The result is a two-seater with a removable fabric lid (there's an optional carbon hardtop) that has a wheelbase of 92.6-inches and a curb weight of 2,723lb. That's over 700lbs more than an American-spec Elise, but its 288HP does compare quite favorably to that the other's 189. And while you might think the lack of internal explosions piped through a sports-tuned exhaust might make for a tiresomely quiet affair, think again. Driving this car sounds like cruising around in Blade Runner
, but you don't have to debate the implications of origami unicorns. This is for real.
Taking a seat
Getting gracefully into and out of the Roadster is, again like the Elise, something that takes a little practice. It's a bit like squeezing into a fiberglass karting seat, except here that seat is clad in leather. It also isn't bolted to the chassis, but if you're expecting power adjusters or lumbar support boy oh boy are you reading the wrong review.
Plop down first then swing the legs in and you'll be ready to go sans-hernia. The little Momo wheel falls right to hand, the simple brake and gas pedal nicely under-foot. Yes, that's all your tootsies will have to do here. There's a single-speed transmission, so no clutch required. And yes, we did just say
how much we preferred having a traditional gearbox to driving something with flappy paddles, but this is different.

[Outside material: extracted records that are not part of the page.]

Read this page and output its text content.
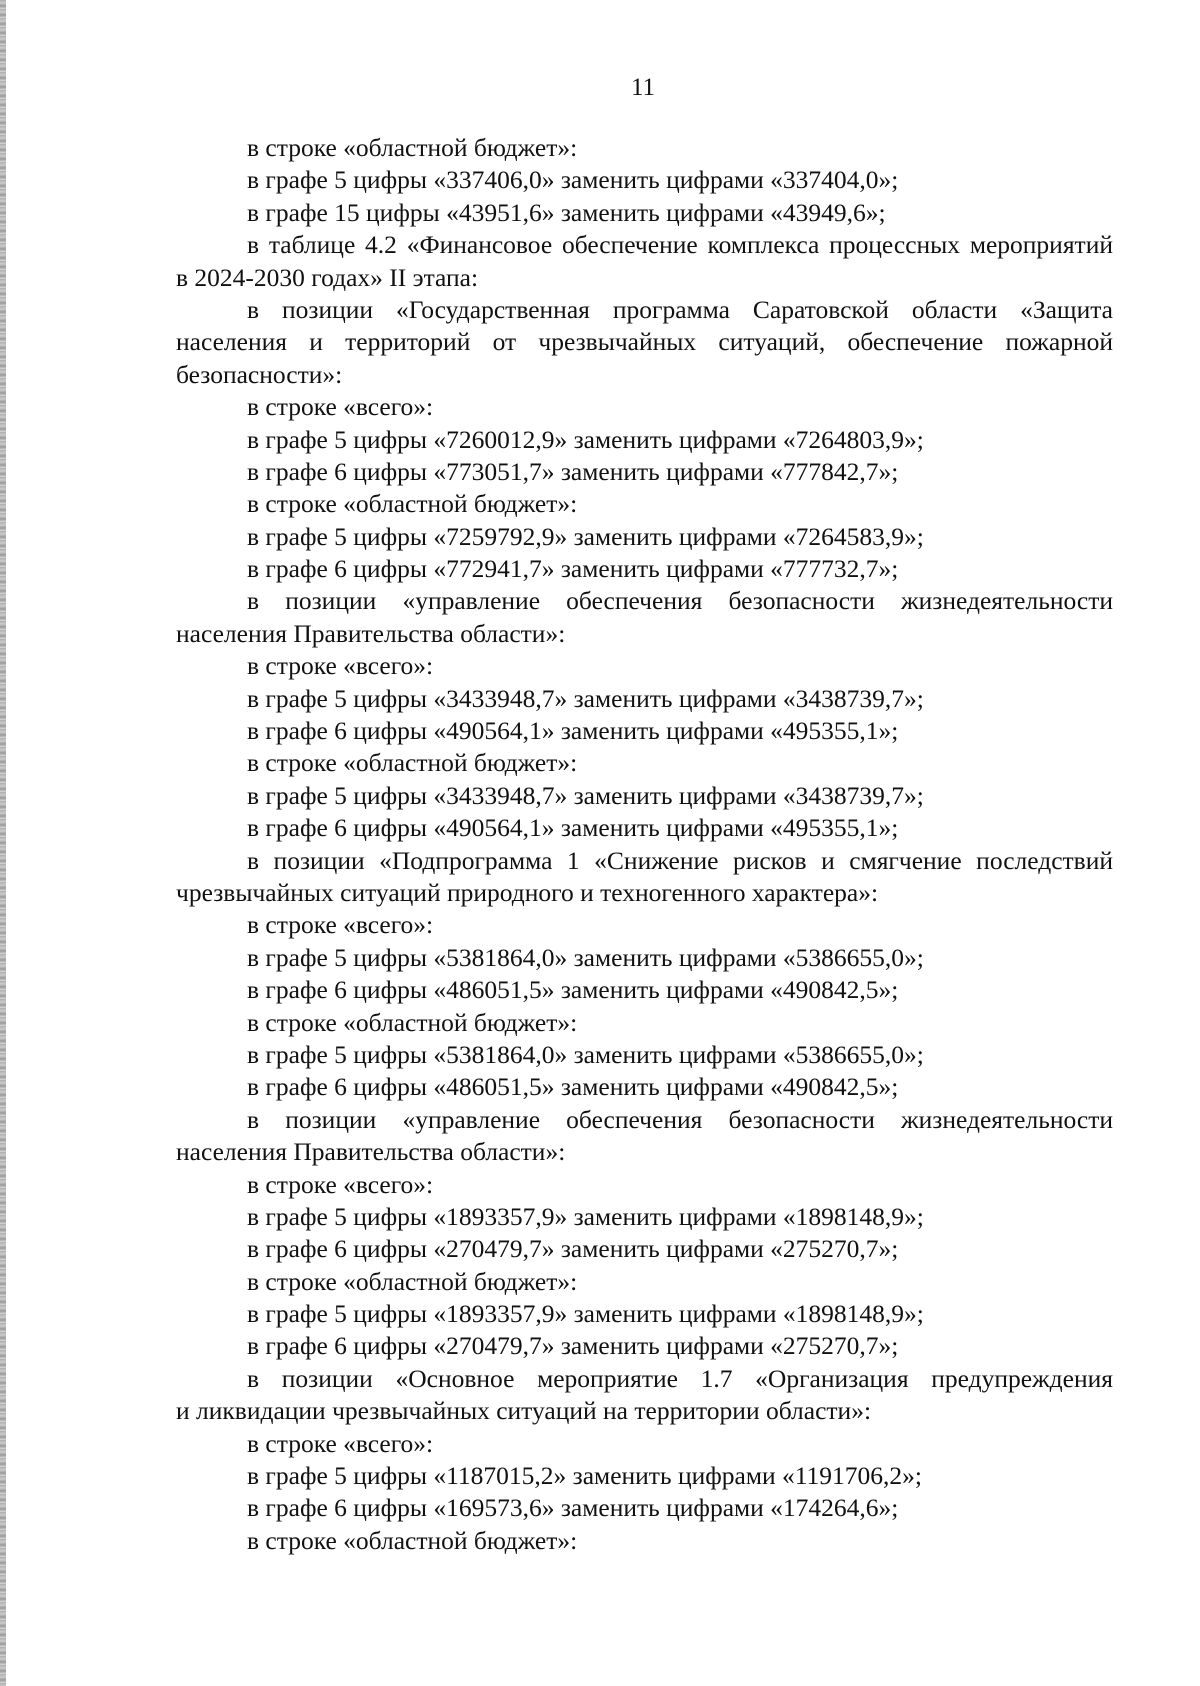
11

в строке «областной бюджет»:

в графе 5 цифры «337406,0» заменить цифрами «337404,0»;

в графе 15 цифры «43951,6» заменить цифрами «43949,6»;

в таблице 4.2 «Финансовое обеспечение комплекса процессных мероприятий

в 2024-2030 годах» II этапа:

в позиции «Государственная программа Саратовской области «Защита

населения и территорий от чрезвычайных ситуаций, обеспечение пожарной

безопасности»:

в строке «всего»:

в графе 5 цифры «7260012,9» заменить цифрами «7264803,9»;

в графе 6 цифры «773051,7» заменить цифрами «777842,7»;

в строке «областной бюджет»:

в графе 5 цифры «7259792,9» заменить цифрами «7264583,9»;

в графе 6 цифры «772941,7» заменить цифрами «777732,7»;

в позиции «управление обеспечения безопасности жизнедеятельности

населения Правительства области»:

в строке «всего»:

в графе 5 цифры «3433948,7» заменить цифрами «3438739,7»;

в графе 6 цифры «490564,1» заменить цифрами «495355,1»;

в строке «областной бюджет»:

в графе 5 цифры «3433948,7» заменить цифрами «3438739,7»;

в графе 6 цифры «490564,1» заменить цифрами «495355,1»;

в позиции «Подпрограмма 1 «Снижение рисков и смягчение последствий

чрезвычайных ситуаций природного и техногенного характера»:

в строке «всего»:

в графе 5 цифры «5381864,0» заменить цифрами «5386655,0»;

в графе 6 цифры «486051,5» заменить цифрами «490842,5»;

в строке «областной бюджет»:

в графе 5 цифры «5381864,0» заменить цифрами «5386655,0»;

в графе 6 цифры «486051,5» заменить цифрами «490842,5»;

в позиции «управление обеспечения безопасности жизнедеятельности

населения Правительства области»:

в строке «всего»:

в графе 5 цифры «1893357,9» заменить цифрами «1898148,9»;

в графе 6 цифры «270479,7» заменить цифрами «275270,7»;

в строке «областной бюджет»:

в графе 5 цифры «1893357,9» заменить цифрами «1898148,9»;

в графе 6 цифры «270479,7» заменить цифрами «275270,7»;

в позиции «Основное мероприятие 1.7 «Организация предупреждения

и ликвидации чрезвычайных ситуаций на территории области»:

в строке «всего»:

в графе 5 цифры «1187015,2» заменить цифрами «1191706,2»;

в графе 6 цифры «169573,6» заменить цифрами «174264,6»;

в строке «областной бюджет»:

Here instead of having a computer shift for you there's no shifting to do at all. Sure, that seems boring, but the basic result is that you're always running in first gear. Since the motor can manage 14,000 RPM it never needs another gear and the result is amazing throttle response that will put passengers in neck braces should you not give them the courtesy of a heads-up before dipping into the throttle.
It is a bit of a bummer to lose the feeling of rowing through the gears as you flow through the corners, but really it's proper throttle response at any speed that is the real joy of driving a manual, and this car has that in spades. That's especially true in Performance Mode. Give the key another twist to enable it and suddenly the gas pedal becomes hugely more responsive, and even more likely to induce whiplash in those sitting to the drivers' right.
The car was picked up in New York City, one of the worst places in the civilized world to drive. So away we went, heading due north to a Level 2 charging station with our name on it up in Albany, NY. On the highway it's a little over 150 miles, but that's no fun -- and battery-powered EVs don't necessarily like long stretches at high speed anyway.
So we wound our way up along the river, burning no more gasoline than Henry Hudson did on his journey through these parts, and also doing without any nasty mutiny business. Mind you, the river that would be named after him is hardly a jaunty
affair, but many of the roads that run along it are, and the Roadster Sport handled them with aplomb.